Not only does the suggestion that a film about the Mountain Meadows Massacre will hurt Romney’s chances lack historical perspective, it seems to ignore the fact that the event is well, history. It happened 150 years ago. The Mormon Church and its leadership are very different now then they were then.
Let’s put it this way: In 2000, the Vatican essentially issued an apology for having persecuted Galileo as part of the inquisition and contributing to his death under house arrest. What if in 1959 a film about Galileo had come out starring Peter Lorre as Pope Urban VIII and Walter Winchell had written a column suggesting that Catholic presidential hopeful John F. Kennedy had better comment on the film and clarify his views on heliocentricity? It would be absurd. Every Catholic in 1959 believed the world revolved around the sun, just as every Mormon now believes that murdering women and children in the name of their church is reprehensible.

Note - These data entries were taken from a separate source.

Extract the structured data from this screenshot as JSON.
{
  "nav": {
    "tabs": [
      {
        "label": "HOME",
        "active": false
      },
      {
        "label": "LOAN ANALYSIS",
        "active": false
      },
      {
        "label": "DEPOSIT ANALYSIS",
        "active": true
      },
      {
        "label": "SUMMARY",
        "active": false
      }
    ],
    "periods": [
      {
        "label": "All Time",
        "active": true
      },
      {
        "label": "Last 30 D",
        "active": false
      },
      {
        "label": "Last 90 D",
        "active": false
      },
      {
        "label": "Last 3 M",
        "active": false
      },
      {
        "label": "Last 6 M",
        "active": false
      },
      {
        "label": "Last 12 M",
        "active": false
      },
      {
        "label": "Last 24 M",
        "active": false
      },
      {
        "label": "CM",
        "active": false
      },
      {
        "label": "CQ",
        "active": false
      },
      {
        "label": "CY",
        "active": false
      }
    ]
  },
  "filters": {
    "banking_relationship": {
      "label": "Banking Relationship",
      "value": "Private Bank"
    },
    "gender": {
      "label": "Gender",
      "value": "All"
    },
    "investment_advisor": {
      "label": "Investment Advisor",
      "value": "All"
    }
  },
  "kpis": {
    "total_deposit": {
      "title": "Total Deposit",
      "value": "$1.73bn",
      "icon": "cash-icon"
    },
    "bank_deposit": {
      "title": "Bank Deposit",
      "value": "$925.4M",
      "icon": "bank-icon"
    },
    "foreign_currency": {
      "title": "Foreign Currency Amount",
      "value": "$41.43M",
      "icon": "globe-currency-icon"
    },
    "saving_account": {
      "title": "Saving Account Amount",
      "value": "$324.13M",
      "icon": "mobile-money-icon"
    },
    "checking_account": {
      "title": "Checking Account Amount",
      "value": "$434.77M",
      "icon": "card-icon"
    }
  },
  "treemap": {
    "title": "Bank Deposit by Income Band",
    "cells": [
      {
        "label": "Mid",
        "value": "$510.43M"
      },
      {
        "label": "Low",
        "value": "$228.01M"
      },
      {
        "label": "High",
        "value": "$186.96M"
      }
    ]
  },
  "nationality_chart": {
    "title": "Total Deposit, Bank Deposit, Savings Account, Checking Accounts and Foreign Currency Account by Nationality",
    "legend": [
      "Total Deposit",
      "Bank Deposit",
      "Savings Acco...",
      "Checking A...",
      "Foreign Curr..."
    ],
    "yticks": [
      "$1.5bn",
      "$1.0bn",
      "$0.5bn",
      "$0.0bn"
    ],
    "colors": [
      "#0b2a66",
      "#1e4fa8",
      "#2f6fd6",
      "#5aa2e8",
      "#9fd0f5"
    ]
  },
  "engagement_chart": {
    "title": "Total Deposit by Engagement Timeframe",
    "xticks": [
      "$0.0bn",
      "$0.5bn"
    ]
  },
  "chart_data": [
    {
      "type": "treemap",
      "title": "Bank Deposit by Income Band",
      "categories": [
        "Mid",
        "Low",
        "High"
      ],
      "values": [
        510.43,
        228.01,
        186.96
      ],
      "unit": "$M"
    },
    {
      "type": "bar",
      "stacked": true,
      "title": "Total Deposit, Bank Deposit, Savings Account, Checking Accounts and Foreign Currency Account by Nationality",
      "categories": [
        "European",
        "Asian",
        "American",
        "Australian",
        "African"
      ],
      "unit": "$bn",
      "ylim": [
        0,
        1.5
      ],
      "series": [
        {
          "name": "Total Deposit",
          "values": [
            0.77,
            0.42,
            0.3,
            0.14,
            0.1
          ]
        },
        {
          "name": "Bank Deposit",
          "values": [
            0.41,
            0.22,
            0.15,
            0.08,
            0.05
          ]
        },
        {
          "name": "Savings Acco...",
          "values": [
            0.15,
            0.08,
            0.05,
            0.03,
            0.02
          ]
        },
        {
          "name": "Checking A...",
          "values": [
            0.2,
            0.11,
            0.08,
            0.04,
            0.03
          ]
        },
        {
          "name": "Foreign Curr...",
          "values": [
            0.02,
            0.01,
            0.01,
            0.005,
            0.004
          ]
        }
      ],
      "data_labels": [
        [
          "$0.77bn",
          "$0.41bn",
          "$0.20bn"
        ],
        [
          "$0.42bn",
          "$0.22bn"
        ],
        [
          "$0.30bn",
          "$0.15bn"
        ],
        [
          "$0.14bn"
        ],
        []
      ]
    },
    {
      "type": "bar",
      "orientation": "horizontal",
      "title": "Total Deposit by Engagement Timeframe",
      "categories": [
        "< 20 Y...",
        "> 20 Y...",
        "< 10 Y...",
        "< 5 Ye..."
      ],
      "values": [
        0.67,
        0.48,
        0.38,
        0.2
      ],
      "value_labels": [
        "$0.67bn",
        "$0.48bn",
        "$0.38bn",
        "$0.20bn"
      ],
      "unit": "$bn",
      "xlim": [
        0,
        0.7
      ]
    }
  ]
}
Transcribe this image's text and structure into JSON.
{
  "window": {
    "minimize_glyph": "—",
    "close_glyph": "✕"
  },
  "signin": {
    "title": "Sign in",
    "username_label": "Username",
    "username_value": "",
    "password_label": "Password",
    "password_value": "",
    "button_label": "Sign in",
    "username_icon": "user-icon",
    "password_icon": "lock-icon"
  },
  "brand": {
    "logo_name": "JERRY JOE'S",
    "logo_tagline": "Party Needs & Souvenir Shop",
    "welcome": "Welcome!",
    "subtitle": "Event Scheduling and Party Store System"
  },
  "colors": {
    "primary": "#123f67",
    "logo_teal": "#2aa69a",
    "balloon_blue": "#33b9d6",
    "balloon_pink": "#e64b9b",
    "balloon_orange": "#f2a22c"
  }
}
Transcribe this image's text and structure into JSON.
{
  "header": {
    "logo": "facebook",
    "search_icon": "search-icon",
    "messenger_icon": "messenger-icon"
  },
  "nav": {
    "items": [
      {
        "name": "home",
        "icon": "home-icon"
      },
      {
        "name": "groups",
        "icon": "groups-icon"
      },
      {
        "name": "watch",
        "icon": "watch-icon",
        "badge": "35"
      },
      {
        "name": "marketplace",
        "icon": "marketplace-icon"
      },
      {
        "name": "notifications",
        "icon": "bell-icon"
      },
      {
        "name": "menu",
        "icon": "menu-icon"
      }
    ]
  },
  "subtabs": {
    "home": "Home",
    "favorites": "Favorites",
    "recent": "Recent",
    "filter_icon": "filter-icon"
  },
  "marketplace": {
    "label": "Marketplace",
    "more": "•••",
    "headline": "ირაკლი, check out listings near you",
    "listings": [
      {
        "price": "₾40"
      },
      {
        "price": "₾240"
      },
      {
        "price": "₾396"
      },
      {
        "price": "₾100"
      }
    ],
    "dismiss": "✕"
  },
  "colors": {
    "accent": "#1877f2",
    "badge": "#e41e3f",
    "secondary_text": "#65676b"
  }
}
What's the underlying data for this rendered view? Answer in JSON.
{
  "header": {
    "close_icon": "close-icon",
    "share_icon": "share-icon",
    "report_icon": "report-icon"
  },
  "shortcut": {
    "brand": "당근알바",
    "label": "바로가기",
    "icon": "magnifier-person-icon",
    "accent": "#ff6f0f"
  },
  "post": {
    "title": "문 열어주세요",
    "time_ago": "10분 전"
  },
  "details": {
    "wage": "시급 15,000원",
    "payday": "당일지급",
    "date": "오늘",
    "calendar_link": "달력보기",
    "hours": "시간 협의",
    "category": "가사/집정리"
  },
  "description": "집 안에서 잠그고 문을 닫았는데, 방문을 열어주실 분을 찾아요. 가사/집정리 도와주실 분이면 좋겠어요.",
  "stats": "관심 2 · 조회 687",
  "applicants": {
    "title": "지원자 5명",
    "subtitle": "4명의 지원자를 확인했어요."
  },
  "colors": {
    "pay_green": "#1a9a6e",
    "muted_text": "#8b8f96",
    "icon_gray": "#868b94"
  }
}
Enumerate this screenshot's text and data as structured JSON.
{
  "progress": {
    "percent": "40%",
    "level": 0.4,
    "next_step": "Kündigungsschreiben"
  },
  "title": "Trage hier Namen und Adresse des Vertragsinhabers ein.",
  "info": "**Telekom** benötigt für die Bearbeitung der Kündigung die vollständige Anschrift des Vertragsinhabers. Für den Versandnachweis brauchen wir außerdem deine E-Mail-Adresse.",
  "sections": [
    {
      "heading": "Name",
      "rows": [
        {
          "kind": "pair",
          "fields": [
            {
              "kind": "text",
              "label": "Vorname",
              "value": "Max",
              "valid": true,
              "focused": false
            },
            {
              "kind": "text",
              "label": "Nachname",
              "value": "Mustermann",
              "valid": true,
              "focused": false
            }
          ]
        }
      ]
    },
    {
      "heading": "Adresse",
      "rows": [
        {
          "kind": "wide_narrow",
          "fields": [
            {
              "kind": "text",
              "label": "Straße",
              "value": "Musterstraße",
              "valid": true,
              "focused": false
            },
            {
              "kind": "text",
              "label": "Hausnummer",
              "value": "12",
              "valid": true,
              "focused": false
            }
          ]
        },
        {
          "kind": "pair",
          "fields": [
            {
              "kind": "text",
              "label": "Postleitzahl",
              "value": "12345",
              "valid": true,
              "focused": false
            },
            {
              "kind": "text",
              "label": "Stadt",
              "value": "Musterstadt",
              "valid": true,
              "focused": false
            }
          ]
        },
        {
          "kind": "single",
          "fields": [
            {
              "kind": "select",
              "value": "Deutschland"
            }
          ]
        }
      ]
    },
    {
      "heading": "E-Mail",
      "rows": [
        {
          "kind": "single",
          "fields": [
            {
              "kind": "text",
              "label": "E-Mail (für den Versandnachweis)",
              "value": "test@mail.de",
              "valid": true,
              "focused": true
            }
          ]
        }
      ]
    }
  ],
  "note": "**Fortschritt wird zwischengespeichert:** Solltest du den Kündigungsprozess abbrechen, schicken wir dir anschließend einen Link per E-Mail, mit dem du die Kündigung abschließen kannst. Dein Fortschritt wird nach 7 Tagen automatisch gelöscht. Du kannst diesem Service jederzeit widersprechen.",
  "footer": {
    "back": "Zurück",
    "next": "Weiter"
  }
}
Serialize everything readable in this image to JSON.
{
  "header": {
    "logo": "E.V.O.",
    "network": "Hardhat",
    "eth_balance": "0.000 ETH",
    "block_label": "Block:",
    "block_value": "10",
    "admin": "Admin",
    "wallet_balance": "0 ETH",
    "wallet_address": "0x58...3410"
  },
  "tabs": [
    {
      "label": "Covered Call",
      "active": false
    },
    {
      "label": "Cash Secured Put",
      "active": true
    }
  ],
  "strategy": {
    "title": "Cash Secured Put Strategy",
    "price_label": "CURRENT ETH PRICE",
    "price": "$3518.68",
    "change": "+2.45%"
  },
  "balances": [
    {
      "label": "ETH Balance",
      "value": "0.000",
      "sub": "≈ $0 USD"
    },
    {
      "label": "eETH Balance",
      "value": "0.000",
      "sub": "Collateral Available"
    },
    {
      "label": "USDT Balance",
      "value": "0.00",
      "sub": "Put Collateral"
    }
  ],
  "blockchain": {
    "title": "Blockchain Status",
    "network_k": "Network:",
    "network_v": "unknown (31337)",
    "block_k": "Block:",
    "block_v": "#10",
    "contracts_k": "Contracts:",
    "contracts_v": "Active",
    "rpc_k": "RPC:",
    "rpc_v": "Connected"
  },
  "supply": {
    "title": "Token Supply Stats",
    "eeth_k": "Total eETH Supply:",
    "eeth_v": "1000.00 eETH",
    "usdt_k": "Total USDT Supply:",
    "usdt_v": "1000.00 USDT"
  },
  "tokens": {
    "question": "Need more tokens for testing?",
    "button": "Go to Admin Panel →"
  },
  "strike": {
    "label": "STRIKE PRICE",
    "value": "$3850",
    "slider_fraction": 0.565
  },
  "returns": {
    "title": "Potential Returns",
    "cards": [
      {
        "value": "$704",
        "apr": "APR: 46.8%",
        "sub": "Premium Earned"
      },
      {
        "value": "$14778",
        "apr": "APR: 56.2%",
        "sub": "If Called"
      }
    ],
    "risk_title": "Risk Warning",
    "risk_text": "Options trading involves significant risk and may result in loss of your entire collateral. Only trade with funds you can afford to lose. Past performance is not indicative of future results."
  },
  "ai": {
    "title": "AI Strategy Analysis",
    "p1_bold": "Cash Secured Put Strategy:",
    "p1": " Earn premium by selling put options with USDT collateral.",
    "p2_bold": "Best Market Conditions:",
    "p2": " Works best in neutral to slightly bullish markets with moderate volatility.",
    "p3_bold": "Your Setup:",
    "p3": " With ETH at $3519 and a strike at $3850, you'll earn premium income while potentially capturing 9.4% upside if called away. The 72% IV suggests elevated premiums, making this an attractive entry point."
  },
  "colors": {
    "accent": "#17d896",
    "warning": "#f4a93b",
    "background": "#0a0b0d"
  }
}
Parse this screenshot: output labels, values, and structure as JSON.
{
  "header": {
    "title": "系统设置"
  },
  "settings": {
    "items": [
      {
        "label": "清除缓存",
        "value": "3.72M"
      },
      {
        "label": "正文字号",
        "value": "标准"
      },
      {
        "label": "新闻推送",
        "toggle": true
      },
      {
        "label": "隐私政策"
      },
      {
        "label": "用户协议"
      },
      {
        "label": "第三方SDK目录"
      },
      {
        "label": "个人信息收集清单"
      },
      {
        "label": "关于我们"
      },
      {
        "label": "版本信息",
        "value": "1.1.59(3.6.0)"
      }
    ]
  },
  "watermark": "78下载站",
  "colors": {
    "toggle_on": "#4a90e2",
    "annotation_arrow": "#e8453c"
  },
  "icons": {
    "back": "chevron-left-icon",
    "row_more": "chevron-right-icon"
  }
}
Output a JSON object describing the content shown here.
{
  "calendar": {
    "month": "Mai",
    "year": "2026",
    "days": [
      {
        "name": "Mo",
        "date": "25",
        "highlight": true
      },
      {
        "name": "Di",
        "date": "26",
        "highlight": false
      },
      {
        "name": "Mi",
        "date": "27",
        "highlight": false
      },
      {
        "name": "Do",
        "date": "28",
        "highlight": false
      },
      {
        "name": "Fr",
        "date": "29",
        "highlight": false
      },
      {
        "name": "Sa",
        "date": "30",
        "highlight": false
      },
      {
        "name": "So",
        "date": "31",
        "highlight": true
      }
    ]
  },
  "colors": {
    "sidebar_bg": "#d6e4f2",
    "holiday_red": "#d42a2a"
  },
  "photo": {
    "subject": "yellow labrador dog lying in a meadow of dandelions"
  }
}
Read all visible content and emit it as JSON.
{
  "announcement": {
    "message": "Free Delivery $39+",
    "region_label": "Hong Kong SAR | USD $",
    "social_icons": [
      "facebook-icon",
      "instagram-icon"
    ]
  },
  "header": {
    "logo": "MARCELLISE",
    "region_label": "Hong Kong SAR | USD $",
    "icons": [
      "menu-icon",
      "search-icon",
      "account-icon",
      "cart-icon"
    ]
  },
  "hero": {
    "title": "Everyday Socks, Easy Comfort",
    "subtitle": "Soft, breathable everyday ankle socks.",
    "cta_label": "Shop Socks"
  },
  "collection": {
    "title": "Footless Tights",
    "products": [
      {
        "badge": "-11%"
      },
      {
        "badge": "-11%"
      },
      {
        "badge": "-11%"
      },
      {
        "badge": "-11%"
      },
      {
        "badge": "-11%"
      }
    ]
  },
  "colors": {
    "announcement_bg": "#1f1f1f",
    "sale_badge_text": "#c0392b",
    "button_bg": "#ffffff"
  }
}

The remnants of my Mormon cultural heritage find this questioning of Romney’s faith unnecessary. And my Lutheran beliefs aren’t any less forgiving of these unfair aspersions.
Though the quote is apocryphal, Luther himself is alleged to have said it is better to be ruled by a wise Turk than a foolish Christian. It’s high time that people stop asking how worthy Romney’s religion is and start evaluating the former Massachusetts governor on the political merits. Given Romney’s performance in the debate Thursday night, they might like what they find.